Maybe this plugin should wrap the upsert statement inside a plpgsql function ?
there is no unique or exclusion constraint matching the ON CONFLICT specification
that makes sense. i think you were correct to add userId, otherwise the db scan would not be performant.
insert or update on table "music" violates foreign key constraint "music_user_id_fkey"
interesting. what do we know about this FK? i'd say run postgres in debug mode, logging all statements, or run postgraphile in debug mode, & capture the emitted query. discern what about the query specifically makes RLS grumpy. obviously we want RLS to work :). however, my PG is actually a bit rusty. i hit issues like this everytime i turn on RLS 🙄 😄 . i've never used deferrable, so you're now the domain expert here.

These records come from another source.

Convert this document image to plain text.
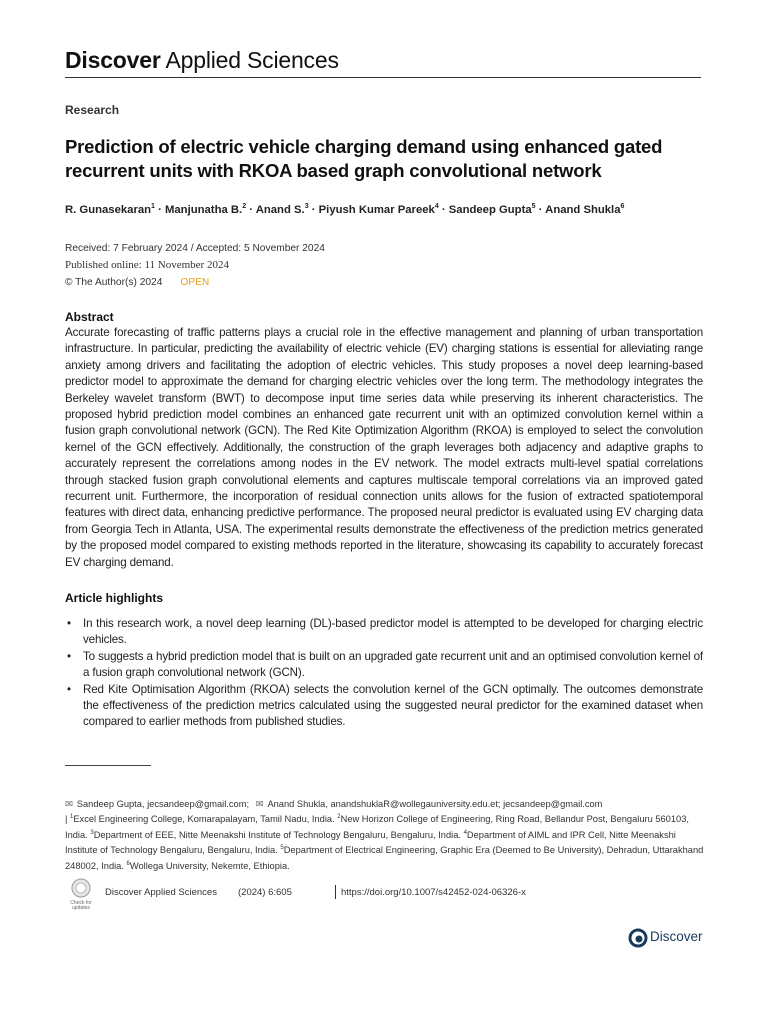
Discover Applied Sciences
Research
Prediction of electric vehicle charging demand using enhanced gated recurrent units with RKOA based graph convolutional network
R. Gunasekaran$^1$ · Manjunatha B.$^2$ · Anand S.$^3$ · Piyush Kumar Pareek$^4$ · Sandeep Gupta$^5$ · Anand Shukla$^6$
Received: 7 February 2024 / Accepted: 5 November 2024
Published online: 11 November 2024
© The Author(s) 2024 OPEN
Abstract
Accurate forecasting of traffic patterns plays a crucial role in the effective management and planning of urban transportation infrastructure. In particular, predicting the availability of electric vehicle (EV) charging stations is essential for alleviating range anxiety among drivers and facilitating the adoption of electric vehicles. This study proposes a novel deep learning-based predictor model to approximate the demand for charging electric vehicles over the long term. The methodology integrates the Berkeley wavelet transform (BWT) to decompose input time series data while preserving its inherent characteristics. The proposed hybrid prediction model combines an enhanced gate recurrent unit with an optimized convolution kernel within a fusion graph convolutional network (GCN). The Red Kite Optimization Algorithm (RKOA) is employed to select the convolution kernel of the GCN effectively. Additionally, the construction of the graph leverages both adjacency and adaptive graphs to accurately represent the correlations among nodes in the EV network. The model extracts multi-level spatial correlations through stacked fusion graph convolutional elements and captures multiscale temporal correlations via an improved gated recurrent unit. Furthermore, the incorporation of residual connection units allows for the fusion of extracted spatiotemporal features with direct data, enhancing predictive performance. The proposed neural predictor is evaluated using EV charging data from Georgia Tech in Atlanta, USA. The experimental results demonstrate the effectiveness of the prediction metrics generated by the proposed model compared to existing methods reported in the literature, showcasing its capability to accurately forecast EV charging demand.
Article highlights
• In this research work, a novel deep learning (DL)-based predictor model is attempted to be developed for charging electric vehicles.
• To suggests a hybrid prediction model that is built on an upgraded gate recurrent unit and an optimised convolution kernel of a fusion graph convolutional network (GCN).
• Red Kite Optimisation Algorithm (RKOA) selects the convolution kernel of the GCN optimally. The outcomes demonstrate the effectiveness of the prediction metrics calculated using the suggested neural predictor for the examined dataset when compared to earlier methods from published studies.
✉ Sandeep Gupta, jecsandeep@gmail.com; ✉ Anand Shukla, anandshuklaR@wollegauniversity.edu.et; jecsandeep@gmail.com
| $^1$Excel Engineering College, Komarapalayam, Tamil Nadu, India. $^2$New Horizon College of Engineering, Ring Road, Bellandur Post, Bengaluru 560103, India. $^3$Department of EEE, Nitte Meenakshi Institute of Technology Bengaluru, Bengaluru, India. $^4$Department of AIML and IPR Cell, Nitte Meenakshi Institute of Technology Bengaluru, Bengaluru, India. $^5$Department of Electrical Engineering, Graphic Era (Deemed to Be University), Dehradun, Uttarakhand 248002, India. $^6$Wollega University, Nekemte, Ethiopia.
Check for
updates
Discover Applied Sciences (2024) 6:605	https://doi.org/10.1007/s42452-024-06326-x
Discover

if we need to tune the emitted query to handle this case, i see no qualms with that. however, i'd need you to diagnose this and suggest a patch!
godspeed!
It works with these kind of constraint :
constraint unique_music_by_user unique (title, album, artist, user_id)
I had to inject userId manually inside the query, I am not sure if user IDs should be exposed to users with postgraphile RLS enabled...but it works.

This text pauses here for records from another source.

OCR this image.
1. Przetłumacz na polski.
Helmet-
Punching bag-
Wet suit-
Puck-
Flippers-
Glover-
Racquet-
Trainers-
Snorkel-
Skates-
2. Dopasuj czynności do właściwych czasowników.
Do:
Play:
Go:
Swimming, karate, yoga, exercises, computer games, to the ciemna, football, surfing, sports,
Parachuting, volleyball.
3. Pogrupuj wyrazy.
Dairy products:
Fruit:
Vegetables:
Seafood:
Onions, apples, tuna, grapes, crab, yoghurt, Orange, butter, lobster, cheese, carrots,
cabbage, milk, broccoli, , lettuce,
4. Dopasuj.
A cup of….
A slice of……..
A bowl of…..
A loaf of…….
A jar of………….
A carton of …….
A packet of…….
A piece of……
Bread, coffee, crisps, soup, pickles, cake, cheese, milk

Another issue is that this upsert does not play well with postgraphile-plugin-nested-mutations, linksUsingId is ignored, so we can't do nested upserts yet.
Maybe I can make multiple upserts using previous upsert result
mutation {
upsertMusic(
where: {
title: "Doomride"
album: "Giant Robot"
artist: "Buckethead"
userId: 1
}
input: {
music: {
title: "Doomride"
album: "Giant Robot"
artist: "Buckethead"
duration: 1
genre: "Avantgarde"
keywords: ["experimental", "heavy", "intro"]
number: 1
rating: 3.5
linksUsingId: {
create: [
{
url: "tests/fixtures/folder1/Buckethead/1994 - Giant Robot/01 - Doomride.flac"
}
{
url: "ssh://crunch@XXX.XXX.XX.XXX:tests/fixtures/folder1/Buckethead/1994 - Giant Robot/01 - Doomride.flac"
}
]
}
}
}
) {
clientMutationId
}
}
They are talking about it here :
For the moment I fixed everything using simple arrays, not a separate table...I close but if nested mutation are supported, it would be awesome!